Irving Oil’s port in Saint John, N.B. offers an export outlet for the bitumen, and the New Brunswick government is pushing to become Canada’s eastern oil hub, but that may take a while.
“It is going to be an evolving market over a 40-year life of the project, and it may start with connections to the eastern and Maritime refineries,” Carl Kirst, analyst at BMO, said. “Ultimately there may be an export line to other countries.”
Suncor’s decision to abandon its $11.6-billion upgrading joint venture in Alberta with France’s Total also puts further pressure on bitumen production and makes the cases for Keystone XL, which would connect to bitumen-processing refineries in the Gulf Coast, and the export-focused Northern Gateway project even more compelling.
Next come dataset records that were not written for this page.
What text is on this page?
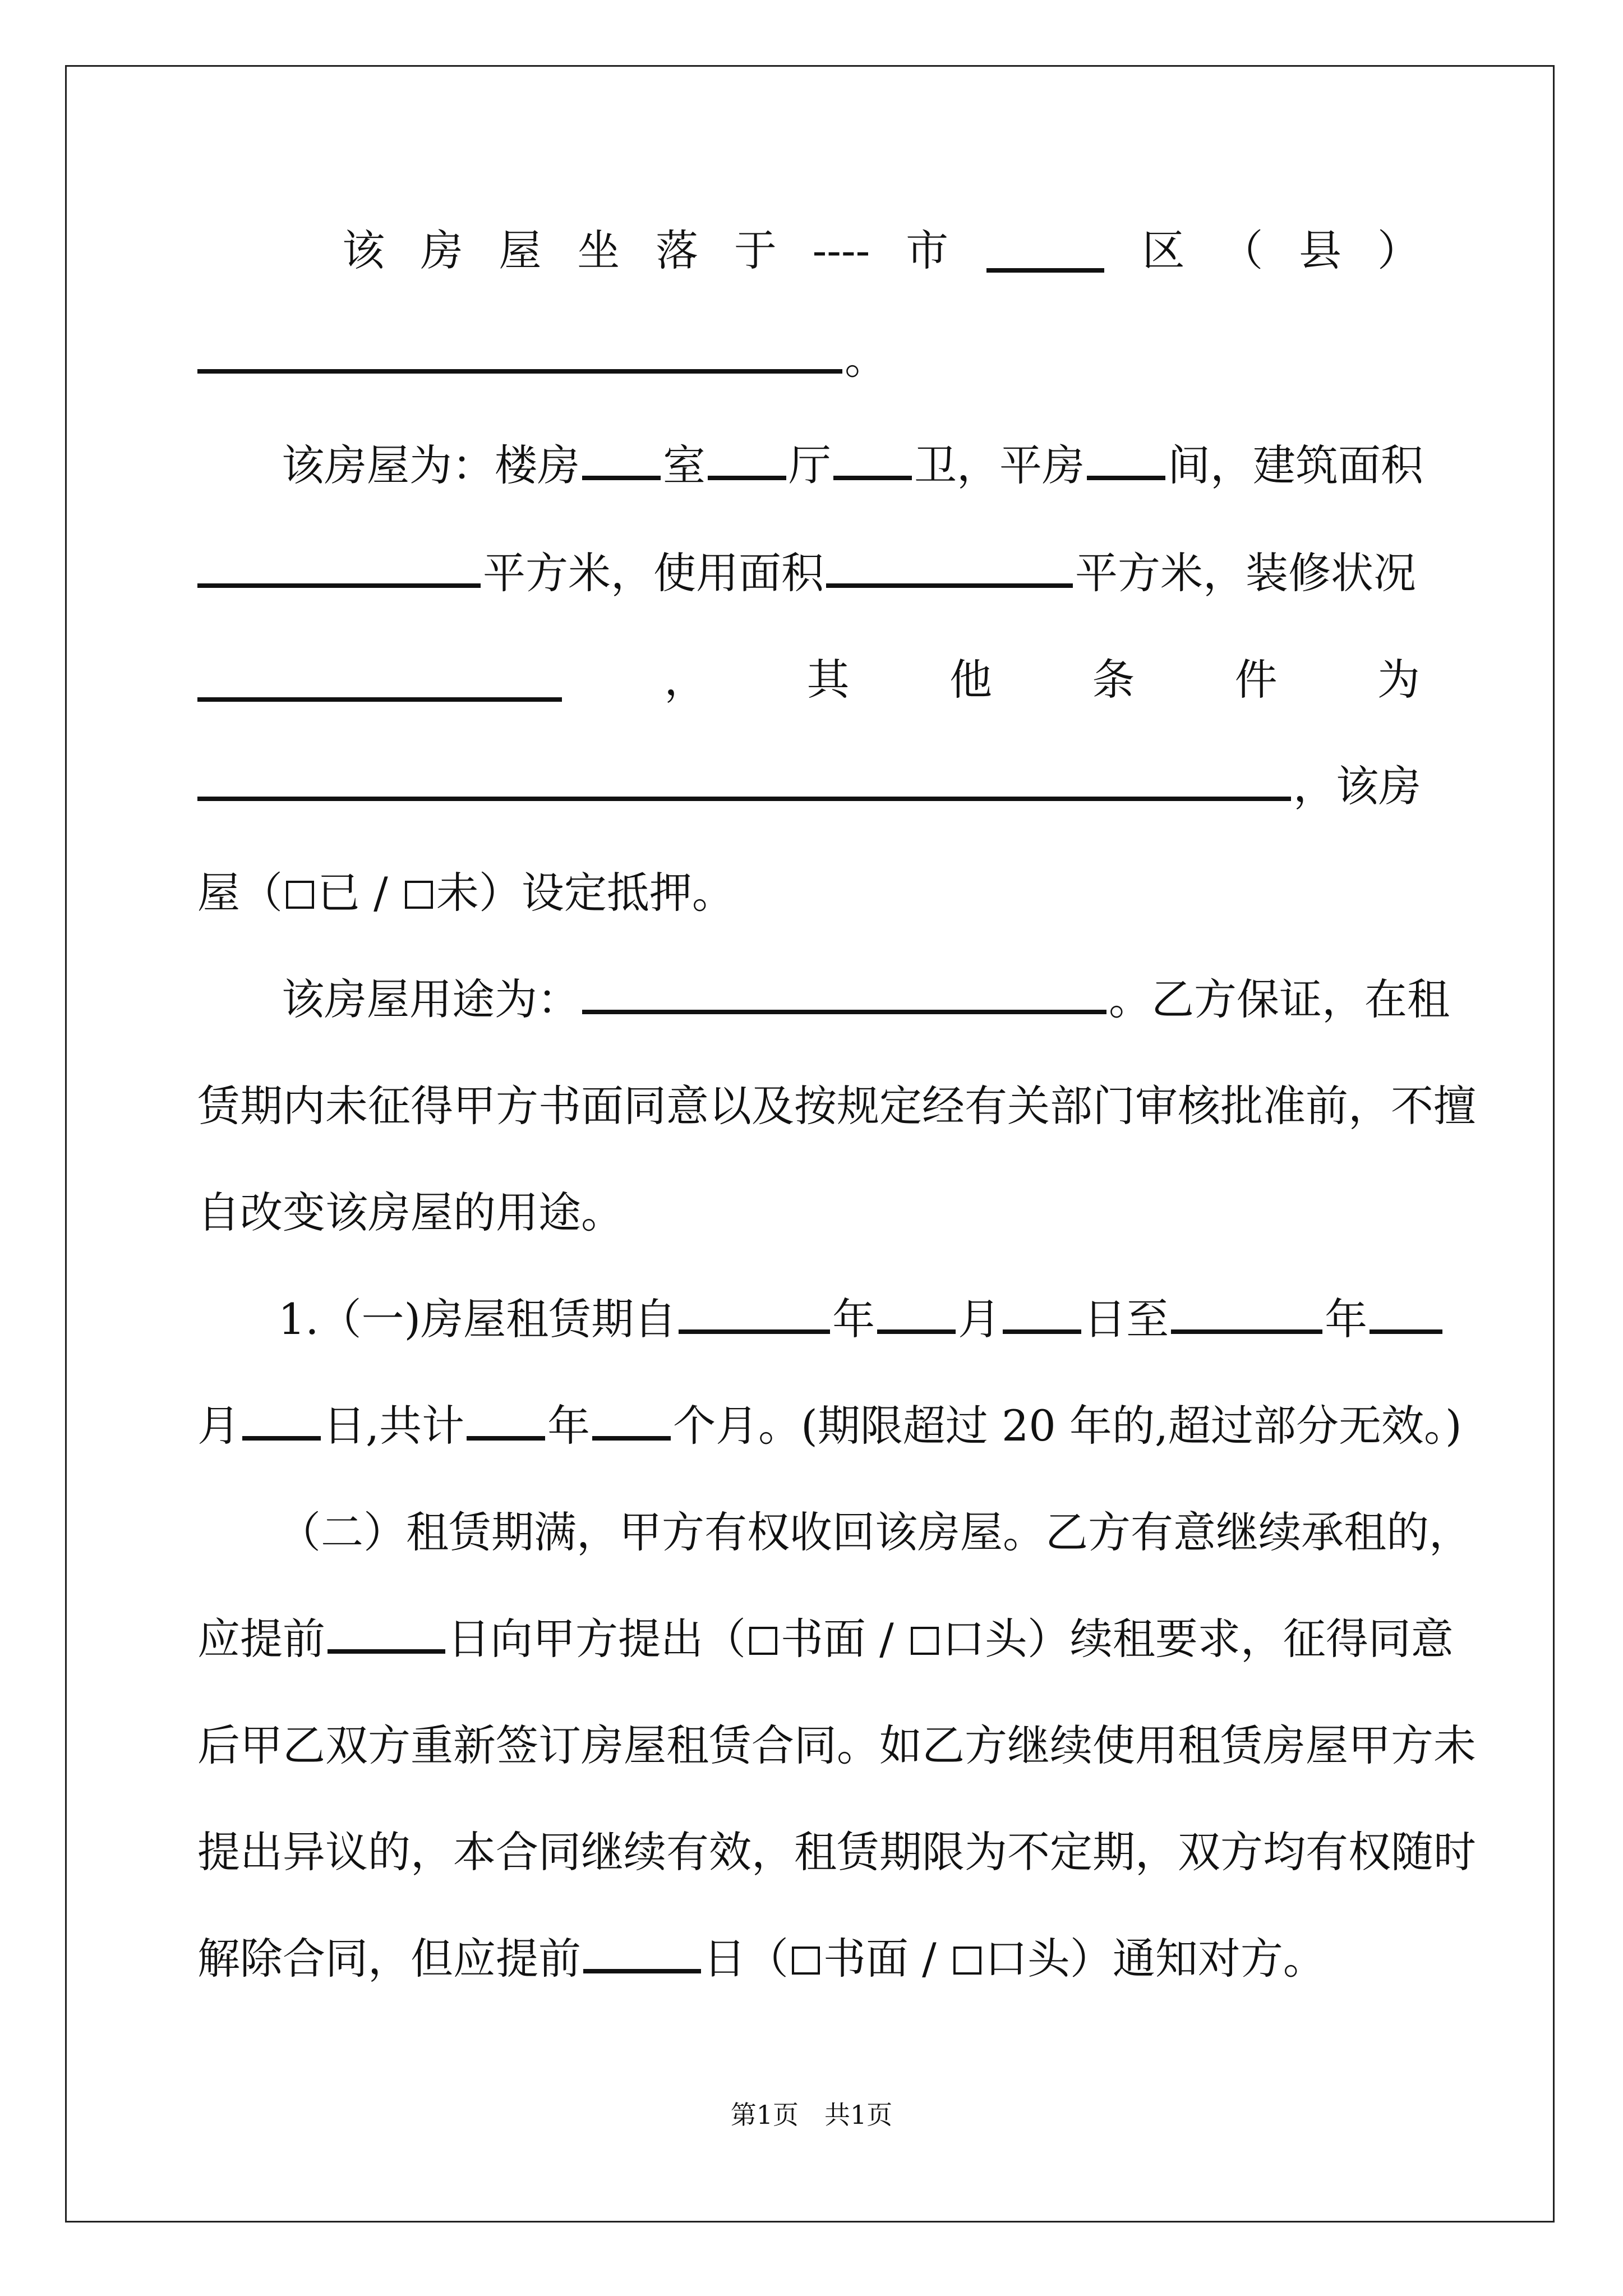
该 房 屋 坐 落 于 ---- 市	区 （ 县 ）
。
该房屋为：楼房 室 厅 卫，平房 间，建筑面积
平方米，使用面积	平方米，装修状况
， 其 他 条 件 为
，该房
屋（ 已 / 未）设定抵押。
该房屋用途为：	。乙方保证，在租
赁期内未征得甲方书面同意以及按规定经有关部门审核批准前，不擅
自改变该房屋的用途。
1.（一)房屋租赁期自	年 月 日至	年
月 日,共计 年 个月。(期限超过 20 年的,超过部分无效。)
（二）租赁期满，甲方有权收回该房屋。乙方有意继续承租的，
应提前	日向甲方提出（ 书面 / 口头）续租要求，征得同意
后甲乙双方重新签订房屋租赁合同。如乙方继续使用租赁房屋甲方未
提出异议的，本合同继续有效，租赁期限为不定期，双方均有权随时
解除合同，但应提前	日（ 书面 / 口头）通知对方。
第1页　共1页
Still, the eastern pipelines are a way out for synthetic and other Canadian blends, and have been cheered by refiners seeking alternatives to Brent-priced crude.
TransCanada has asked shippers to confirm interest in its proposal to convert two natural gas pipelines from its east-west Mainline system into oil lines. Once assured of interest, the company will seek a permit from the National Energy Board by the fourth quarter of the year with expected completion date of 2017.